Hillen U, Weidenmeier W, Haug C
Abteilung für Pathologie, Universität Ulm.
Dtsch Med Wochenschr. 1991 Nov 29;116(48):1832-6. doi: 10.1055/s-2008-1063826.
An X-ray film of the thorax in a 76-year-old man with recurrent dyspnoea and haemoptysis showed a widened upper mediastinum. Computed tomography demonstrated an aneurysm of an aberrant right subclavian artery as the cause of the symptoms and the mediastinal widening. The patient died 5 days after hospitalization and before a planned operation, another episode of severe haemoptysis having been followed by haematemesis.
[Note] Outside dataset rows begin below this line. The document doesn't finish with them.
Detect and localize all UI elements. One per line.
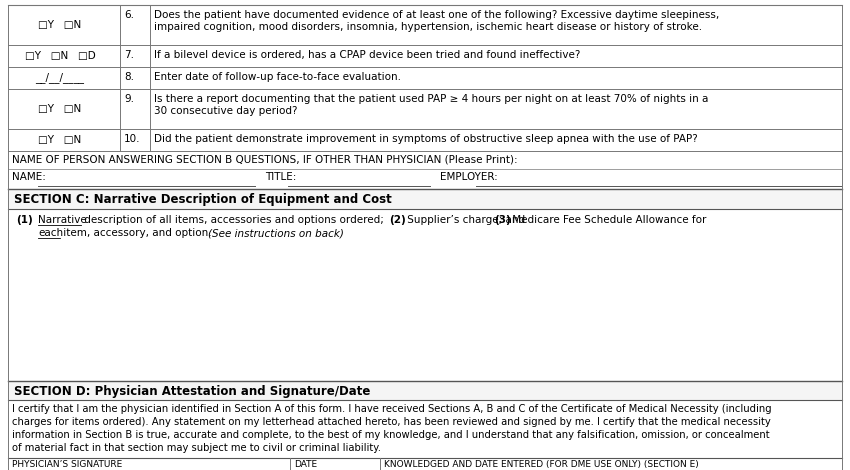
Text: (1): (1)	[16, 215, 33, 225]
Text: Narrative: Narrative	[38, 215, 87, 225]
Text: 8.: 8.	[124, 72, 134, 82]
Text: 30 consecutive day period?: 30 consecutive day period?	[154, 106, 298, 116]
Text: Enter date of follow-up face-to-face evaluation.: Enter date of follow-up face-to-face eva…	[154, 72, 401, 82]
Text: □Y   □N: □Y □N	[38, 104, 82, 114]
Text: NAME OF PERSON ANSWERING SECTION B QUESTIONS, IF OTHER THAN PHYSICIAN (Please Pr: NAME OF PERSON ANSWERING SECTION B QUEST…	[12, 155, 518, 165]
Text: Did the patient demonstrate improvement in symptoms of obstructive sleep apnea w: Did the patient demonstrate improvement …	[154, 134, 698, 144]
Text: information in Section B is true, accurate and complete, to the best of my knowl: information in Section B is true, accura…	[12, 430, 769, 440]
Text: PHYSICIAN’S SIGNATURE: PHYSICIAN’S SIGNATURE	[12, 460, 122, 469]
Text: (See instructions on back): (See instructions on back)	[208, 228, 344, 238]
Text: Does the patient have documented evidence of at least one of the following? Exce: Does the patient have documented evidenc…	[154, 10, 719, 20]
Text: impaired cognition, mood disorders, insomnia, hypertension, ischemic heart disea: impaired cognition, mood disorders, inso…	[154, 22, 702, 32]
Text: SECTION C: Narrative Description of Equipment and Cost: SECTION C: Narrative Description of Equi…	[14, 193, 392, 206]
Bar	[8, 189, 842, 209]
Text: (2): (2)	[389, 215, 405, 225]
Text: description of all items, accessories and options ordered;: description of all items, accessories an…	[81, 215, 387, 225]
Text: I certify that I am the physician identified in Section A of this form. I have r: I certify that I am the physician identi…	[12, 404, 772, 414]
Text: Is there a report documenting that the patient used PAP ≥ 4 hours per night on a: Is there a report documenting that the p…	[154, 94, 708, 104]
Text: 10.: 10.	[124, 134, 140, 144]
Bar	[8, 381, 842, 400]
Text: __/__/____: __/__/____	[36, 72, 84, 84]
Text: SECTION D: Physician Attestation and Signature/Date: SECTION D: Physician Attestation and Sig…	[14, 385, 371, 398]
Text: □Y   □N: □Y □N	[38, 135, 82, 145]
Text: DATE: DATE	[294, 460, 317, 469]
Text: 9.: 9.	[124, 94, 134, 104]
Text: of material fact in that section may subject me to civil or criminal liability.: of material fact in that section may sub…	[12, 443, 381, 453]
Text: □Y   □N: □Y □N	[38, 20, 82, 30]
Text: □Y   □N   □D: □Y □N □D	[25, 51, 95, 61]
Text: KNOWLEDGED AND DATE ENTERED (FOR DME USE ONLY) (SECTION E): KNOWLEDGED AND DATE ENTERED (FOR DME USE…	[384, 460, 699, 469]
Text: EMPLOYER:: EMPLOYER:	[440, 172, 498, 182]
Text: TITLE:: TITLE:	[265, 172, 297, 182]
Text: 7.: 7.	[124, 50, 134, 60]
Text: charges for items ordered). Any statement on my letterhead attached hereto, has : charges for items ordered). Any statemen…	[12, 417, 771, 427]
Text: each: each	[38, 228, 63, 238]
Text: If a bilevel device is ordered, has a CPAP device been tried and found ineffecti: If a bilevel device is ordered, has a CP…	[154, 50, 581, 60]
Text: NAME:: NAME:	[12, 172, 46, 182]
Text: item, accessory, and option.: item, accessory, and option.	[60, 228, 215, 238]
Text: Supplier’s charge; and: Supplier’s charge; and	[404, 215, 529, 225]
Text: Medicare Fee Schedule Allowance for: Medicare Fee Schedule Allowance for	[509, 215, 706, 225]
Text: 6.: 6.	[124, 10, 134, 20]
Text: (3): (3)	[494, 215, 511, 225]
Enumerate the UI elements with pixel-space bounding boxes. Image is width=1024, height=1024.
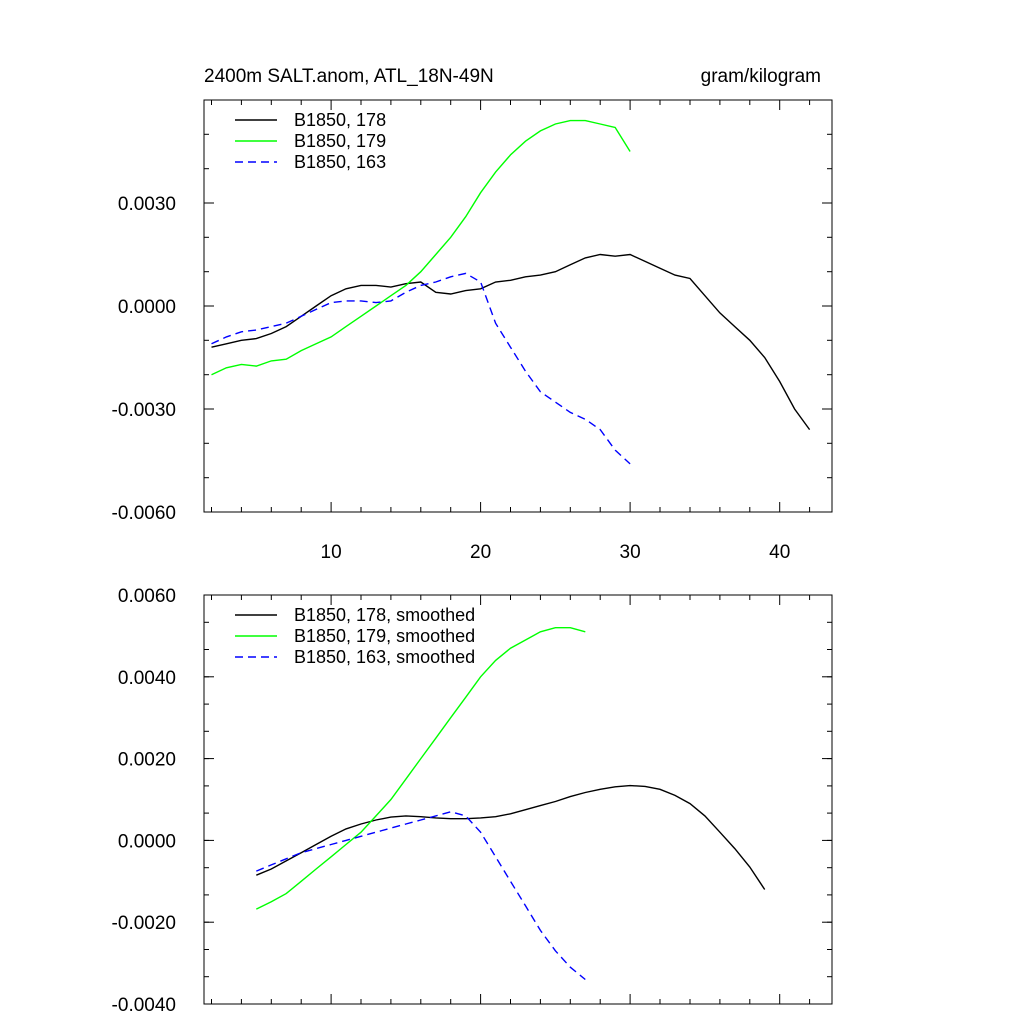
bottom-y-tick-label: 0.0040 bbox=[118, 668, 176, 689]
top-axis-ticks bbox=[204, 99, 832, 513]
bottom-y-tick-label: -0.0040 bbox=[112, 995, 176, 1016]
bottom-y-tick-label: 0.0000 bbox=[118, 831, 176, 852]
top-series-line-2 bbox=[211, 119, 631, 376]
bottom-legend-label-1: B1850, 178, smoothed bbox=[294, 605, 475, 625]
top-series-line-1 bbox=[211, 253, 811, 431]
top-x-tick-label: 40 bbox=[769, 542, 790, 563]
top-y-tick-label: 0.0030 bbox=[118, 194, 176, 215]
bottom-y-tick-label: 0.0020 bbox=[118, 750, 176, 771]
top-x-tick-label: 10 bbox=[321, 542, 342, 563]
chart-units: gram/kilogram bbox=[701, 66, 821, 87]
bottom-series-line-2 bbox=[255, 627, 586, 910]
bottom-axis-ticks bbox=[204, 594, 832, 1005]
top-panel: -0.0060 -0.0030 0.0000 0.0030 10 20 30 40 B1850… bbox=[112, 99, 833, 563]
bottom-plot-frame bbox=[203, 594, 833, 1005]
top-axis-tick-labels: -0.0060 -0.0030 0.0000 0.0030 10 20 30 40 bbox=[112, 194, 791, 563]
bottom-axis-tick-labels: -0.0040 -0.0020 0.0000 0.0020 0.0040 0.0060 bbox=[112, 586, 176, 1016]
bottom-y-tick-label: -0.0020 bbox=[112, 913, 176, 934]
bottom-legend-label-2: B1850, 179, smoothed bbox=[294, 626, 475, 646]
top-x-tick-label: 30 bbox=[620, 542, 641, 563]
top-legend-label-2: B1850, 179 bbox=[294, 131, 386, 151]
top-series-line-3 bbox=[211, 272, 631, 465]
top-y-tick-label: 0.0000 bbox=[118, 297, 176, 318]
bottom-y-tick-label: 0.0060 bbox=[118, 586, 176, 607]
bottom-series-line-3 bbox=[256, 811, 586, 981]
bottom-legend-label-3: B1850, 163, smoothed bbox=[294, 647, 475, 667]
top-legend-label-1: B1850, 178 bbox=[294, 110, 386, 130]
top-x-tick-label: 20 bbox=[470, 542, 491, 563]
bottom-panel: -0.0040 -0.0020 0.0000 0.0020 0.0040 0.0060 B… bbox=[112, 586, 833, 1016]
top-y-tick-label: -0.0060 bbox=[112, 503, 176, 524]
top-y-tick-label: -0.0030 bbox=[112, 400, 176, 421]
bottom-series-lines bbox=[255, 627, 766, 981]
chart-title: 2400m SALT.anom, ATL_18N-49N bbox=[204, 66, 494, 87]
top-legend-label-3: B1850, 163 bbox=[294, 152, 386, 172]
bottom-series-line-1 bbox=[256, 784, 766, 890]
top-series-lines bbox=[211, 119, 811, 465]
Autopsy revealed a 13 cm-long aneurysm which had ruptured into the right upper lobe of the lung with bleeding into the bronchial system. No further cases of an aneurysm of an aberrant right subclavian artery with ruptures into the lung parenchyma have been reported so far. But it should be included as a rare cause in the differential diagnosis of recurrent haemoptysis.
一名76岁男性,反复出现呼吸困难和咯血症状,胸部X线片显示上纵隔增宽。计算机断层扫描显示,异常右锁骨下动脉动脉瘤是症状及纵隔增宽的病因。患者在住院5天后,计划手术前死亡,此前出现了另一次严重咯血,随后出现呕血。尸检发现一个13厘米长的动脉瘤,已破裂进入右肺上叶,并向支气管系统出血。迄今为止,尚未有异常右锁骨下动脉动脉瘤破裂进入肺实质的其他病例报道。但在反复咯血的鉴别诊断中,应将其作为一种罕见病因考虑在内。